LegitScript, an online pharmacy verification service, and KnujOn.com, an Internet compliance company, have released a report analyzing online advertisements for Internet pharmacies displayed by Bing.com. They found that 89.7 percent of the Microsoft-sponsored Internet pharmacy advertisements were fake or illegal Internet pharmacies.
LegitScript president John Horton said, “We were able to purchase potentially addictive drugs without a prescription or any age verification via bing.com ads. We also received counterfeit medication. Microsoft profits from these illegal ads, which put Internet users at risk."
Most of the Internet pharmacy advertisements analyzed in the report did not require a valid prescription, and the authors were able to order a prescription-only muscle relaxant from a Microsoft-sponsored Internet pharmacy ad without a prescription.
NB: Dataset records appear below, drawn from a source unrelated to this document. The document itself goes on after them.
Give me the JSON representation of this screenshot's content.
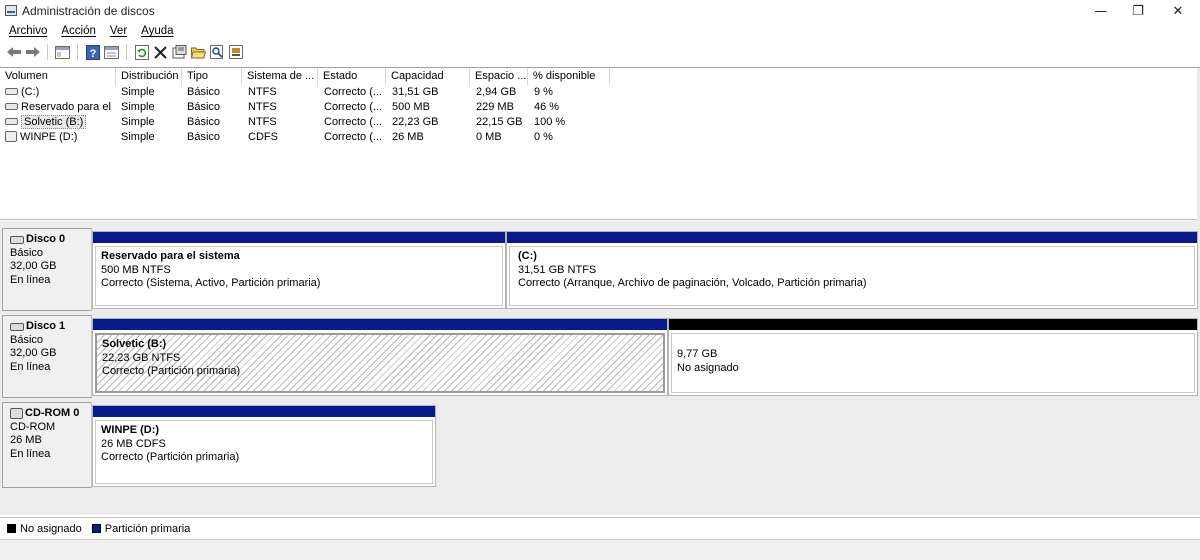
{
  "window": {
    "title": "Administración de discos"
  },
  "window_controls": {
    "minimize": "—",
    "maximize": "❐",
    "close": "✕"
  },
  "menu": [
    "Archivo",
    "Acción",
    "Ver",
    "Ayuda"
  ],
  "toolbar_icons": [
    "back-arrow-icon",
    "forward-arrow-icon",
    "panel-icon",
    "help-icon",
    "list-view-icon",
    "refresh-icon",
    "delete-icon",
    "properties-icon",
    "open-folder-icon",
    "search-icon",
    "settings-icon"
  ],
  "volumes": {
    "headers": [
      "Volumen",
      "Distribución",
      "Tipo",
      "Sistema de ...",
      "Estado",
      "Capacidad",
      "Espacio ...",
      "% disponible"
    ],
    "rows": [
      {
        "icon": "drive-icon",
        "cells": [
          "(C:)",
          "Simple",
          "Básico",
          "NTFS",
          "Correcto (...",
          "31,51 GB",
          "2,94 GB",
          "9 %"
        ]
      },
      {
        "icon": "drive-icon",
        "cells": [
          "Reservado para el ...",
          "Simple",
          "Básico",
          "NTFS",
          "Correcto (...",
          "500 MB",
          "229 MB",
          "46 %"
        ]
      },
      {
        "icon": "drive-icon",
        "cells": [
          "Solvetic (B:)",
          "Simple",
          "Básico",
          "NTFS",
          "Correcto (...",
          "22,23 GB",
          "22,15 GB",
          "100 %"
        ]
      },
      {
        "icon": "cd-icon",
        "cells": [
          "WINPE (D:)",
          "Simple",
          "Básico",
          "CDFS",
          "Correcto (...",
          "26 MB",
          "0 MB",
          "0 %"
        ]
      }
    ]
  },
  "disks": [
    {
      "name": "Disco 0",
      "type": "Básico",
      "size": "32,00 GB",
      "status": "En línea",
      "partitions": [
        {
          "name": "Reservado para el sistema",
          "size": "500 MB NTFS",
          "status": "Correcto (Sistema, Activo, Partición primaria)",
          "kind": "primary"
        },
        {
          "name": "(C:)",
          "size": "31,51 GB NTFS",
          "status": "Correcto (Arranque, Archivo de paginación, Volcado, Partición primaria)",
          "kind": "primary"
        }
      ]
    },
    {
      "name": "Disco 1",
      "type": "Básico",
      "size": "32,00 GB",
      "status": "En línea",
      "partitions": [
        {
          "name": "Solvetic  (B:)",
          "size": "22,23 GB NTFS",
          "status": "Correcto (Partición primaria)",
          "kind": "primary"
        },
        {
          "name": "",
          "size": "9,77 GB",
          "status": "No asignado",
          "kind": "unallocated"
        }
      ]
    },
    {
      "name": "CD-ROM 0",
      "type": "CD-ROM",
      "size": "26 MB",
      "status": "En línea",
      "partitions": [
        {
          "name": "WINPE  (D:)",
          "size": "26 MB CDFS",
          "status": "Correcto (Partición primaria)",
          "kind": "primary"
        }
      ]
    }
  ],
  "legend": [
    {
      "label": "No asignado",
      "color": "#000000"
    },
    {
      "label": "Partición primaria",
      "color": "#0a1a8c"
    }
  ],
  "colors": {
    "primary_bar": "#0a1a8c",
    "unallocated_bar": "#000000"
  }
}
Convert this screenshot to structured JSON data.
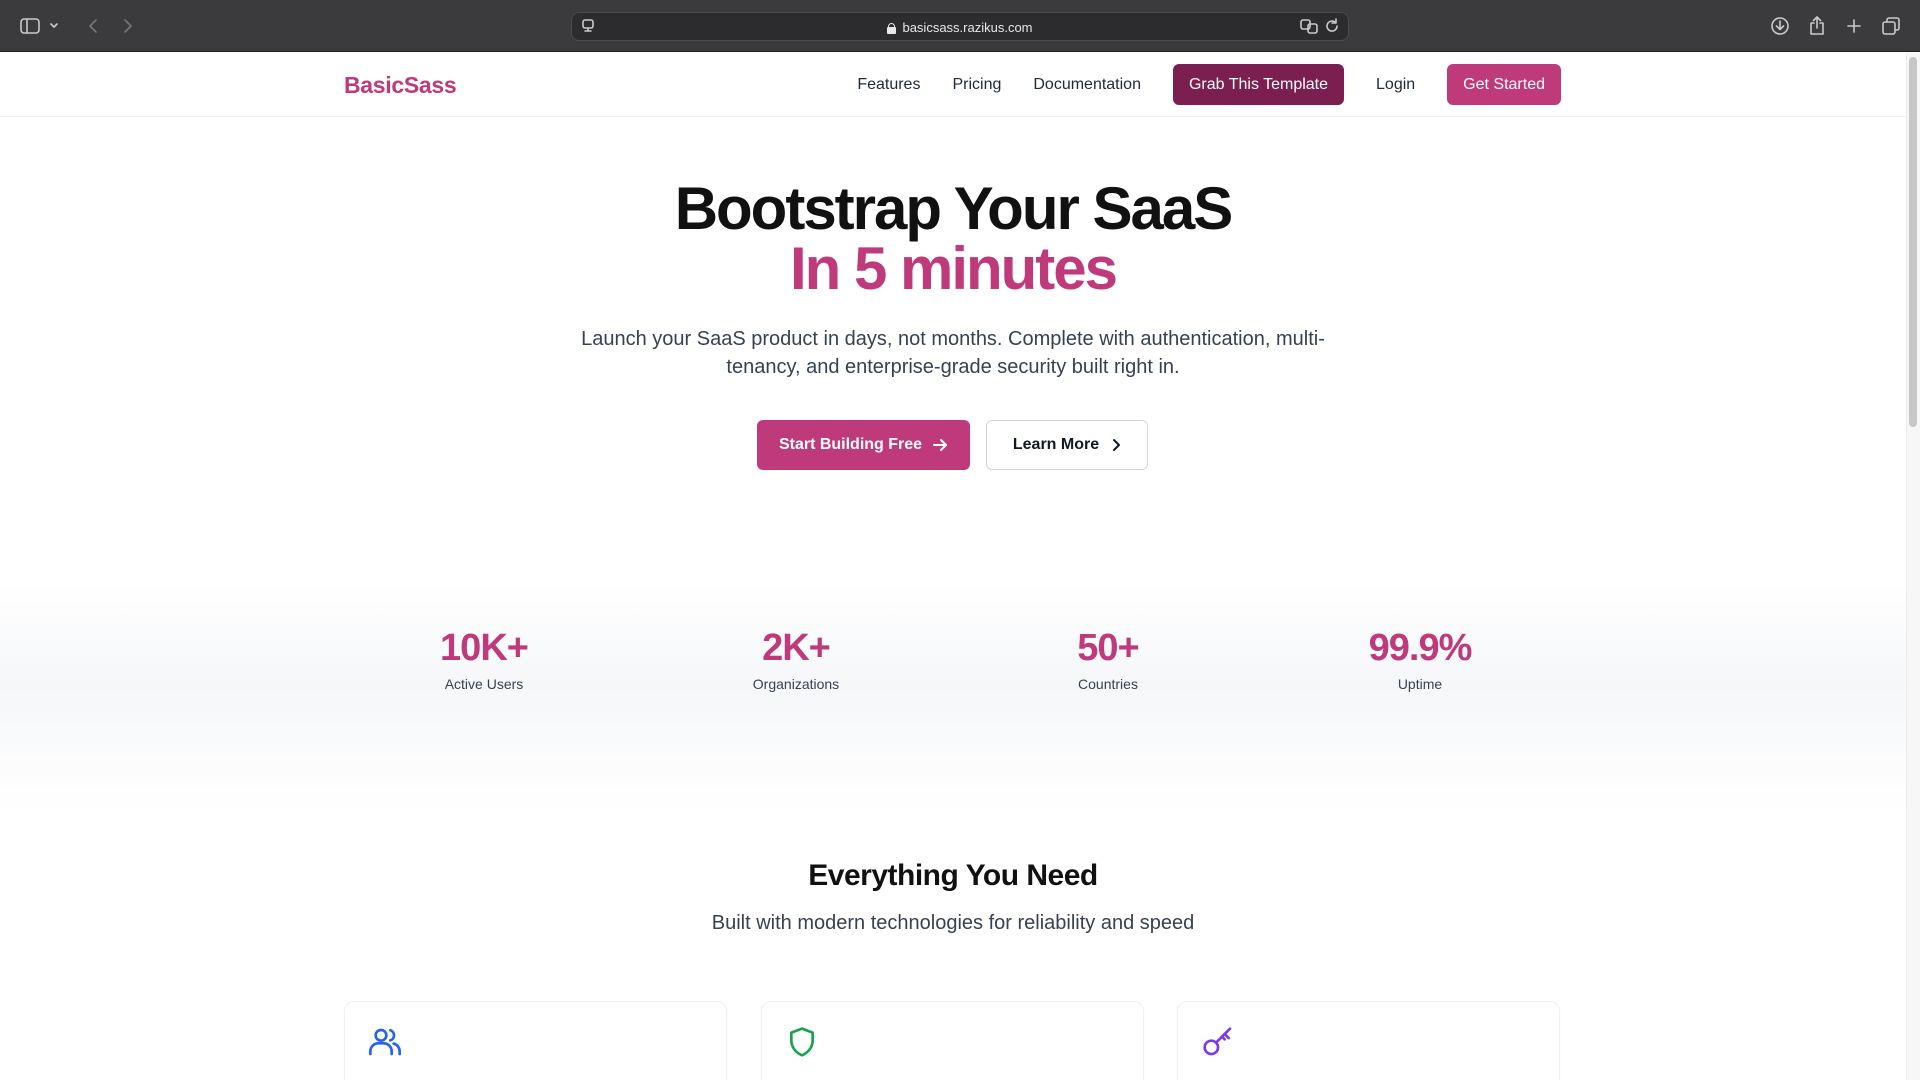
{
  "browser": {
    "url": "basicsass.razikus.com"
  },
  "nav": {
    "logo": "BasicSass",
    "links": [
      "Features",
      "Pricing",
      "Documentation"
    ],
    "template_button": "Grab This Template",
    "login": "Login",
    "get_started": "Get Started"
  },
  "hero": {
    "title": "Bootstrap Your SaaS",
    "subtitle": "In 5 minutes",
    "description": "Launch your SaaS product in days, not months. Complete with authentication, multi-tenancy, and enterprise-grade security built right in.",
    "primary_cta": "Start Building Free",
    "secondary_cta": "Learn More"
  },
  "stats": [
    {
      "value": "10K+",
      "label": "Active Users"
    },
    {
      "value": "2K+",
      "label": "Organizations"
    },
    {
      "value": "50+",
      "label": "Countries"
    },
    {
      "value": "99.9%",
      "label": "Uptime"
    }
  ],
  "features": {
    "title": "Everything You Need",
    "subtitle": "Built with modern technologies for reliability and speed",
    "cards": [
      {
        "icon": "users-icon",
        "color": "#2563eb"
      },
      {
        "icon": "shield-icon",
        "color": "#16a34a"
      },
      {
        "icon": "key-icon",
        "color": "#7c3aed"
      }
    ]
  },
  "colors": {
    "brand": "#be3a7a",
    "brand_dark": "#7a1f4f"
  }
}
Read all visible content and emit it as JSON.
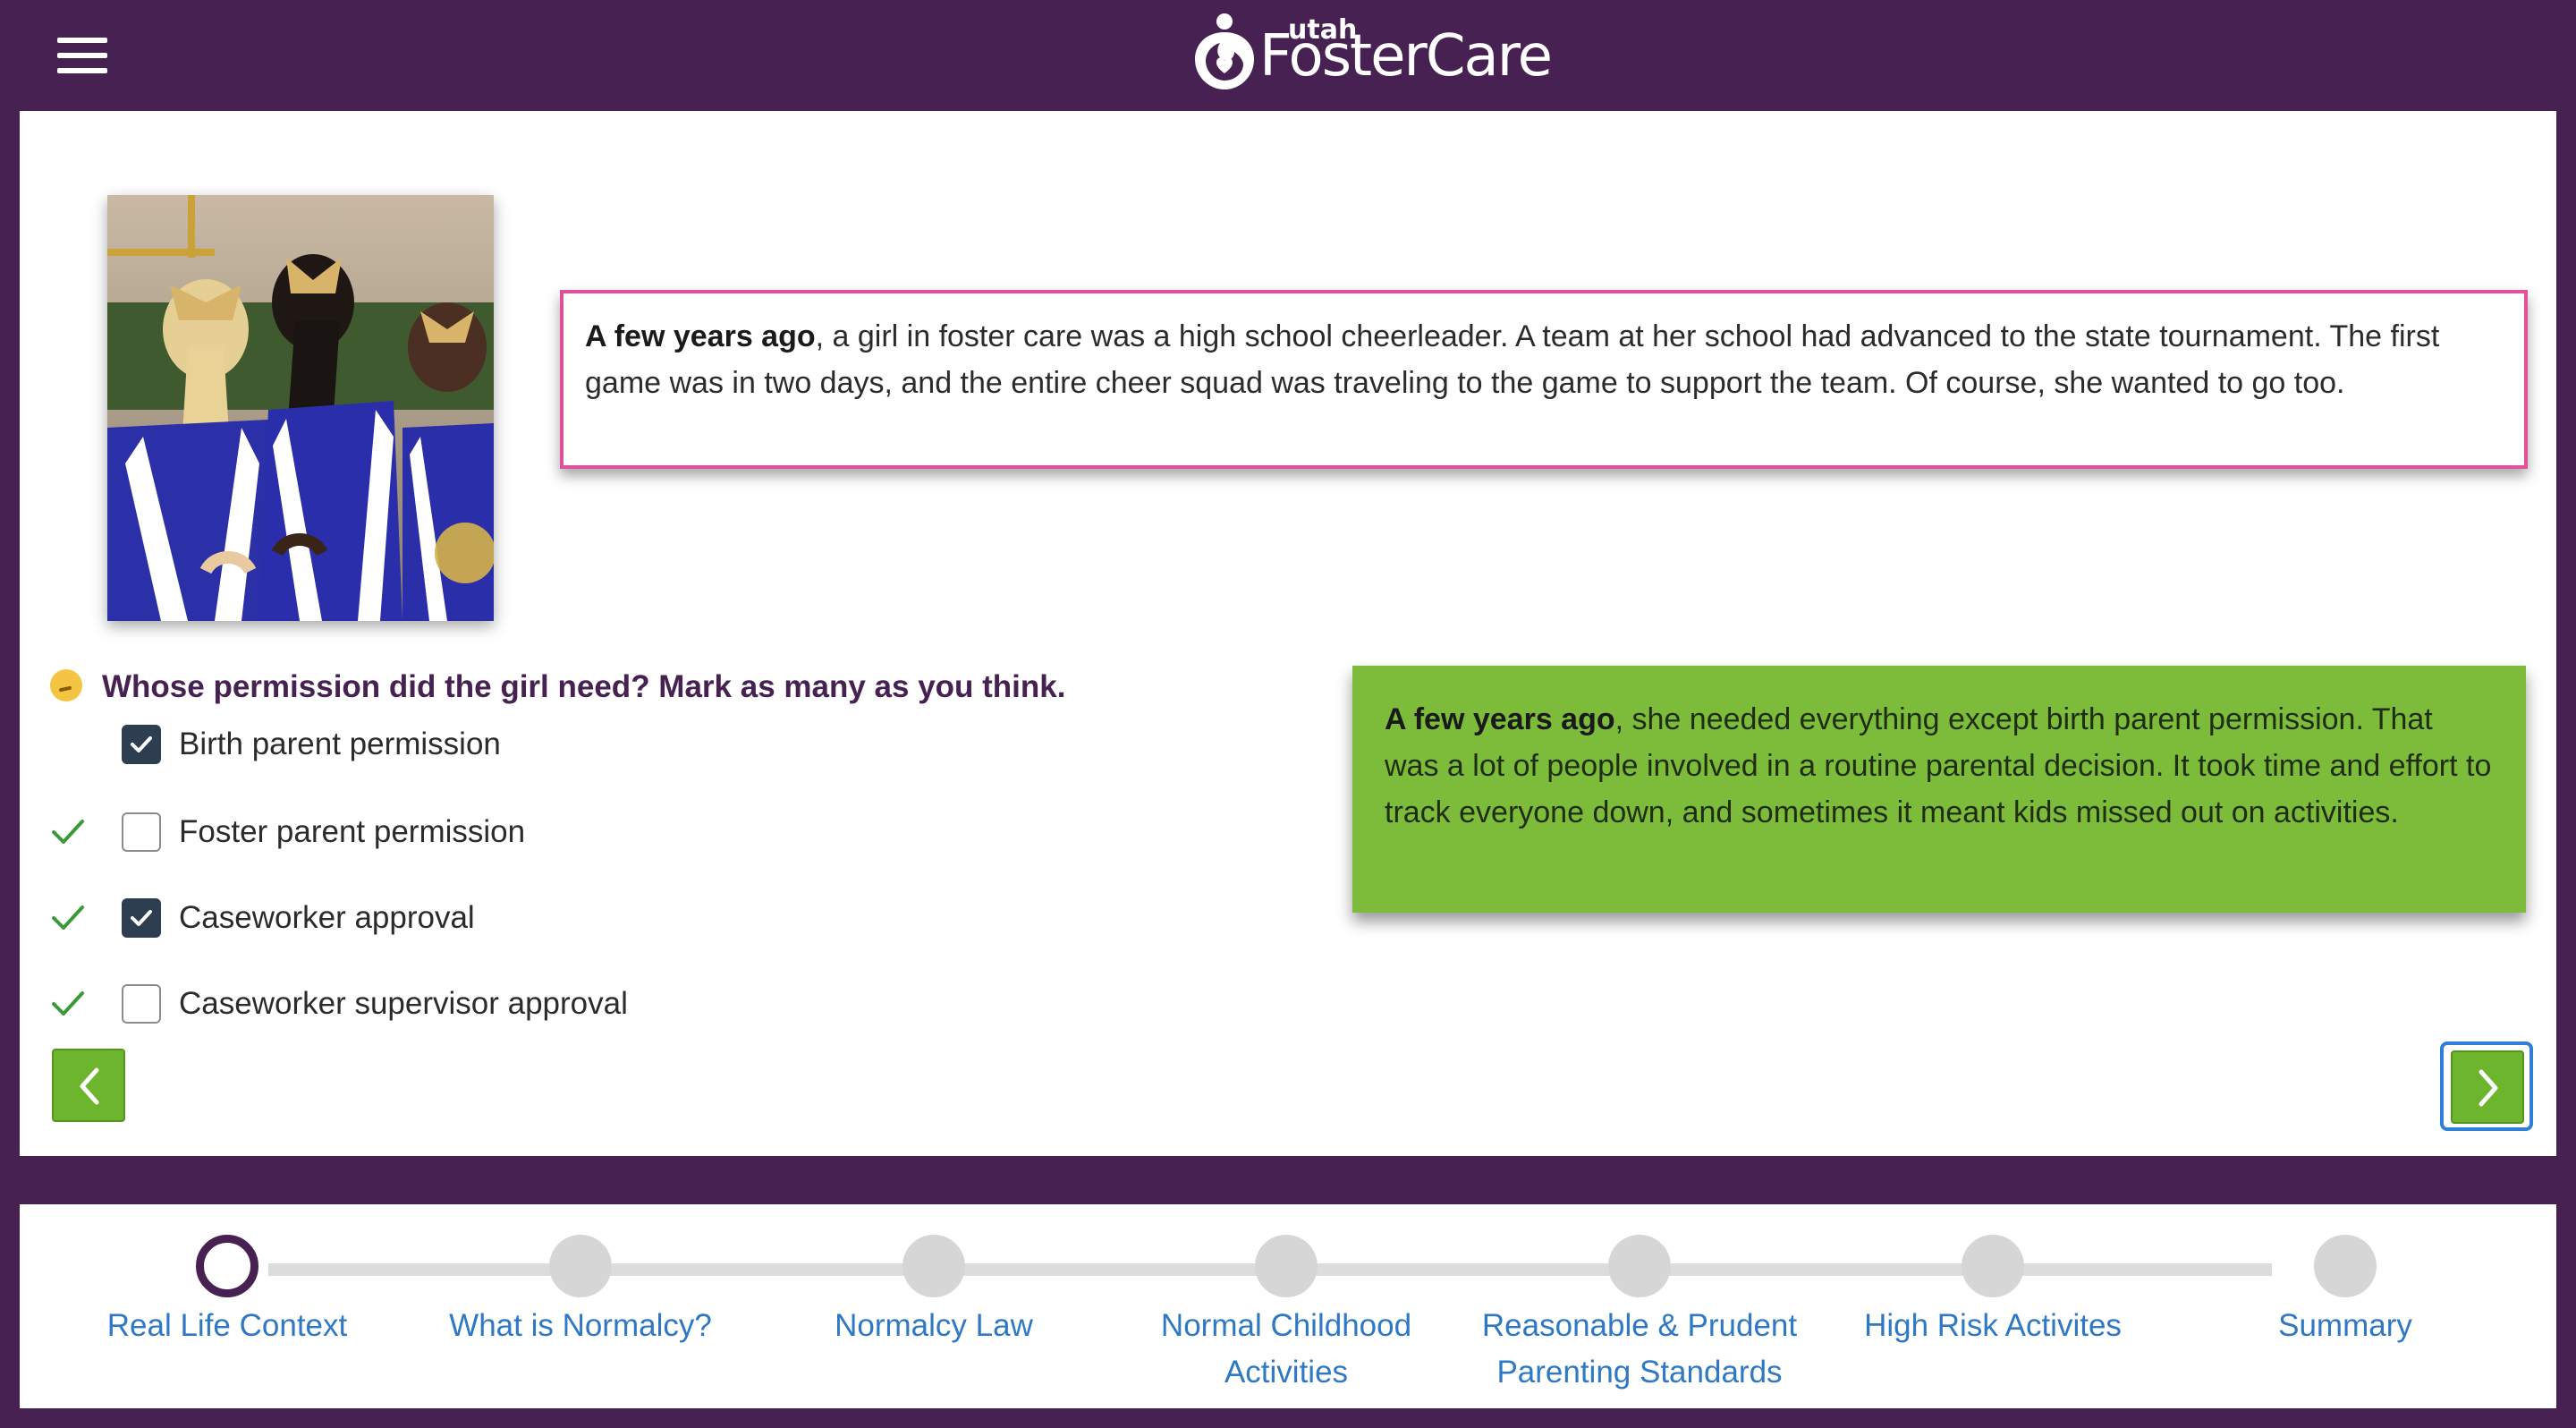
{
  "header": {
    "logo_small": "utah",
    "logo_big": "FosterCare",
    "brand_color": "#472152"
  },
  "story": {
    "lead": "A few years ago",
    "text": ", a girl in foster care was a high school cheerleader. A team at her school had advanced to the state tournament. The first game was in two days, and the entire cheer squad was traveling to the game to support the team. Of course, she wanted to go too."
  },
  "question": {
    "text": "Whose permission did the girl need? Mark as many as you think.",
    "options": [
      {
        "label": "Birth parent permission",
        "checked": true,
        "correct_mark": false
      },
      {
        "label": "Foster parent permission",
        "checked": false,
        "correct_mark": true
      },
      {
        "label": "Caseworker approval",
        "checked": true,
        "correct_mark": true
      },
      {
        "label": "Caseworker supervisor approval",
        "checked": false,
        "correct_mark": true
      }
    ]
  },
  "result": {
    "lead": "A few years ago",
    "text": ", she needed everything except birth parent permission. That was a lot of people involved in a routine parental decision. It took time and effort to track everyone down, and sometimes it meant kids missed out on activities."
  },
  "nav": {
    "prev_icon": "chevron-left-icon",
    "next_icon": "chevron-right-icon",
    "accent": "#6cb52d"
  },
  "steps": [
    {
      "label": "Real Life Context",
      "current": true
    },
    {
      "label": "What is Normalcy?",
      "current": false
    },
    {
      "label": "Normalcy Law",
      "current": false
    },
    {
      "label": "Normal Childhood Activities",
      "current": false
    },
    {
      "label": "Reasonable & Prudent Parenting Standards",
      "current": false
    },
    {
      "label": "High Risk Activites",
      "current": false
    },
    {
      "label": "Summary",
      "current": false
    }
  ]
}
Another prescription drug from a Microsoft-sponsored ad was found to be a counterfeit.
"These Bing.com ads aren't real pharmacies," said Garth Bruen, KnujOn's president. "These types of sites are usually the product of organized crime and vast illicit drug networks, many of them based in Russia and Eastern Europe, that deceive, defraud, and poison Internet users."
The study also found disclosure gaps in Bing.com's advertising program, showing how an advertisement that appears to have been placed by a legitimate pharmacy links instead to a "rogue" online pharmacy.
"We urge Microsoft to fix this problem," Horton and Bruen stated. "By continuing to allow these advertisements, Microsoft is facilitating prescription drug abuse and the proliferation of counterfeit drugs, both of which put our most vulnerable citizens at risk."